Simpson County School Superintendent Greg Paes is reluctant to spend the full amount suggested for the search for a superintendent to hire for 2020. 

This fact, according to school board member Stan Bulger, surfaced at the school board budget workshop held last week.

Starting next year school superintendents in all districts will be appointed rather than elected due to a change in state law.

The idea of spending $12,500 for the full assistance of the Mississippi School Board Association to conduct the search for a superintendent did not sit well with Simpson County’s current superintendent.  Paes was okay with spending around $4,500 for  help from the  Association but not the full cost of $12,500, Bulger said.

The issue surfaced when school board member Lillie Hardy suggested that the board budget funds for the filling the position of superintendent of education.

  Paes said he was interested in the position himself. 

 The school board had contacted the state Department of Education for advice on filling the superintendent’s position.  A representative of the Department met with the board to discuss what could be done.

For the largest amount the School Board Association agreed to advertise the position, provide screening of candidates, narrow the field of candidates, conduct the   interviews and recommend to the board the top three candidates.  The board would then decide whom to hire. 

The less expensive options reduced the number of services offered by  the State Department although these services are actually being offered through a separate organization. 

Some people in the county, including school board member Patrice Boykin, feel that hiring a superintendent is a role of the school board and that funds for the search could be better spent in the class room.

 It is the position of this newspaper that because of the lack of experience the board has in hiring the most integral position for the entire district, this additional money for assistance would be well spent. 

Boykin is not alone in her opinion, however.  Some individual school administrators have said that the school board should make the decision about the new superintendent, opting for someone local rather than someone not from the system. 

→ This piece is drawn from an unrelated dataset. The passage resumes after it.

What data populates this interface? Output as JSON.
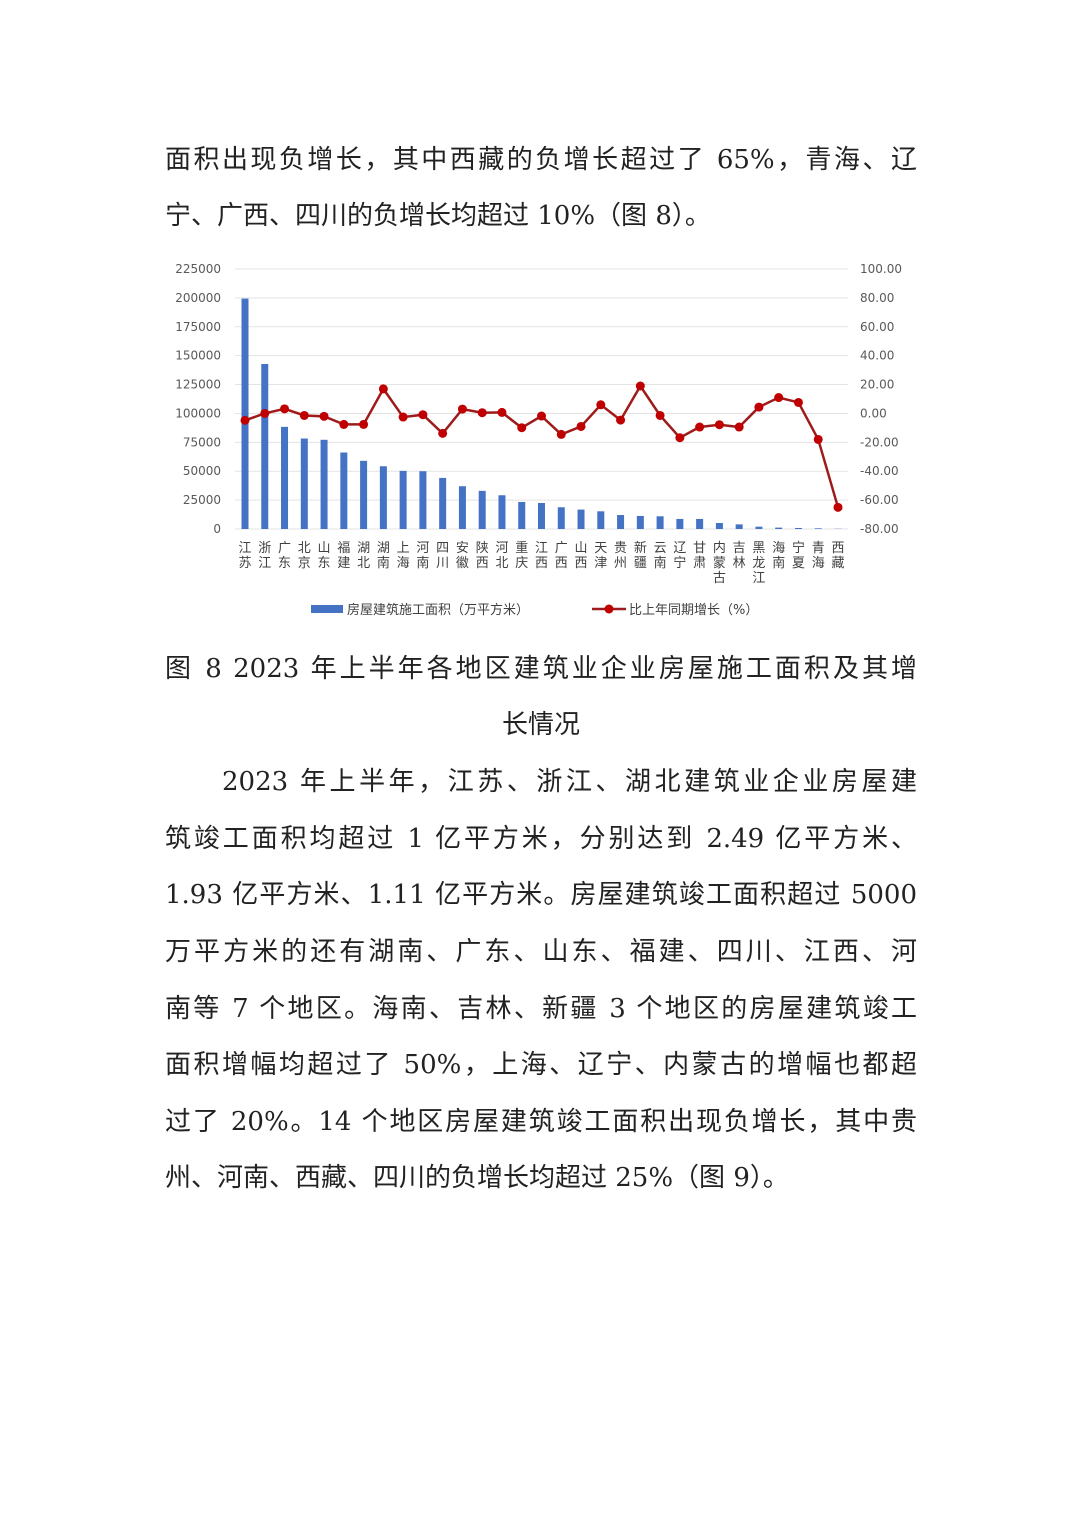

In other business, Dr. Robert Sanders, assistant superintendent for Human Resources and Secondary Curriculum for the district, recommended a 1 to 3 percent raise across the board for all classified workers in the district, which would include cafeteria workers, bus drivers, custodians, teacher’s assistants and data clerks. 

Sanders put the estimated expense at $60,000 to fund the raises.  The issue was tabled until more finite budget figures are available. 

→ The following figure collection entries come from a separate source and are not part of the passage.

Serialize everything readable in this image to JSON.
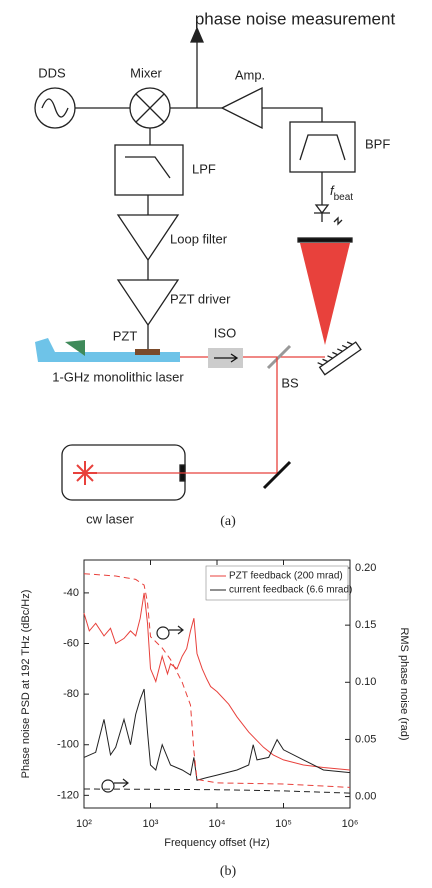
{
  "panel_a": {
    "output": "phase noise measurement",
    "dds": "DDS",
    "mixer": "Mixer",
    "amp": "Amp.",
    "bpf": "BPF",
    "lpf": "LPF",
    "f_symbol": "f",
    "f_subscript": "beat",
    "loop_filter": "Loop filter",
    "pzt_driver": "PZT driver",
    "pzt": "PZT",
    "iso": "ISO",
    "laser": "1-GHz monolithic laser",
    "bs": "BS",
    "cw_laser": "cw laser",
    "caption": "(a)"
  },
  "caption_b": "(b)",
  "chart_data": {
    "type": "line",
    "xlabel": "Frequency offset (Hz)",
    "ylabel": "Phase noise PSD at 192 THz (dBc/Hz)",
    "y2label": "RMS phase noise (rad)",
    "xscale": "log",
    "xlim": [
      100,
      1000000
    ],
    "xticks": [
      {
        "value": 100,
        "label": "10²"
      },
      {
        "value": 1000,
        "label": "10³"
      },
      {
        "value": 10000,
        "label": "10⁴"
      },
      {
        "value": 100000,
        "label": "10⁵"
      },
      {
        "value": 1000000,
        "label": "10⁶"
      }
    ],
    "ylim": [
      -125,
      -27
    ],
    "yticks": [
      -40,
      -60,
      -80,
      -100,
      -120
    ],
    "y2lim": [
      -0.01,
      0.207
    ],
    "y2ticks": [
      {
        "value": 0,
        "label": "0.00"
      },
      0.05,
      {
        "value": 0.1,
        "label": "0.10"
      },
      0.15,
      {
        "value": 0.2,
        "label": "0.20"
      }
    ],
    "legend": "upper right",
    "series": [
      {
        "name": "PZT feedback (200 mrad)",
        "color": "#e8413c",
        "x": [
          100,
          120,
          150,
          200,
          250,
          300,
          400,
          500,
          600,
          700,
          800,
          900,
          1000,
          1200,
          1500,
          1800,
          2000,
          2500,
          3000,
          3500,
          4000,
          4500,
          5000,
          6000,
          7000,
          8000,
          10000,
          15000,
          20000,
          30000,
          50000,
          70000,
          100000,
          200000,
          400000,
          1000000
        ],
        "values": [
          -48,
          -55,
          -52,
          -57,
          -54,
          -60,
          -58,
          -55,
          -57,
          -50,
          -40,
          -52,
          -70,
          -75,
          -65,
          -72,
          -68,
          -70,
          -65,
          -62,
          -55,
          -50,
          -64,
          -70,
          -74,
          -77,
          -79,
          -84,
          -89,
          -95,
          -101,
          -104,
          -106,
          -108,
          -109,
          -110
        ]
      },
      {
        "name": "current feedback (6.6 mrad)",
        "color": "#222222",
        "x": [
          100,
          150,
          200,
          250,
          300,
          400,
          500,
          600,
          700,
          800,
          900,
          1000,
          1200,
          1500,
          2000,
          3000,
          4000,
          4500,
          5000,
          7000,
          10000,
          20000,
          30000,
          35000,
          40000,
          60000,
          80000,
          100000,
          200000,
          400000,
          1000000
        ],
        "values": [
          -105,
          -103,
          -90,
          -104,
          -101,
          -90,
          -100,
          -88,
          -82,
          -78,
          -95,
          -108,
          -110,
          -100,
          -108,
          -110,
          -112,
          -105,
          -114,
          -113,
          -112,
          -110,
          -108,
          -100,
          -106,
          -105,
          -98,
          -102,
          -106,
          -110,
          -111
        ]
      },
      {
        "color": "#e8413c",
        "dashed": true,
        "axis": "y2",
        "x": [
          100,
          300,
          600,
          800,
          900,
          1000,
          1500,
          2000,
          3000,
          4000,
          4500,
          5000,
          10000,
          100000,
          1000000
        ],
        "values": [
          0.195,
          0.193,
          0.19,
          0.185,
          0.17,
          0.14,
          0.13,
          0.12,
          0.1,
          0.08,
          0.04,
          0.015,
          0.012,
          0.011,
          0.008
        ]
      },
      {
        "color": "#222222",
        "dashed": true,
        "axis": "y2",
        "x": [
          100,
          1000,
          10000,
          100000,
          1000000
        ],
        "values": [
          0.0066,
          0.0064,
          0.006,
          0.005,
          0.003
        ]
      }
    ]
  }
}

An across the board raise was last given to classified workers at the rate of $200 each in the 2012-2013.  The last time an across the board raise was given to non-certified workers was also in the 2012-13 school year. 

Sanders also requested an additional $1,500 each for principals’ supplements and an additional $760 for assistant principals.  He suggested an increase in supplements for central office administrators up to $6,750 a year.  These requests are expected to cost the county almost $25,000. 

Sanders also requested that special supplements of $2,000 each be available for math and science teachers to attract more teachers to that field because the county is suffering from a shortage in those subject areas. 

 Duane Fewell, director of finance, also informed the board that full funding for MAEP, Mississippi Adequate Education Program, would increase from almost $19 million last year to almost $19.5 million for the upcoming school year.  The actual funding for last year came in just over $17 million. 

Fewell also told the board that insurance costs are expected to increase $49,000 for the next year to an annual cost of $300,000 in healthcare for the district’s school employees.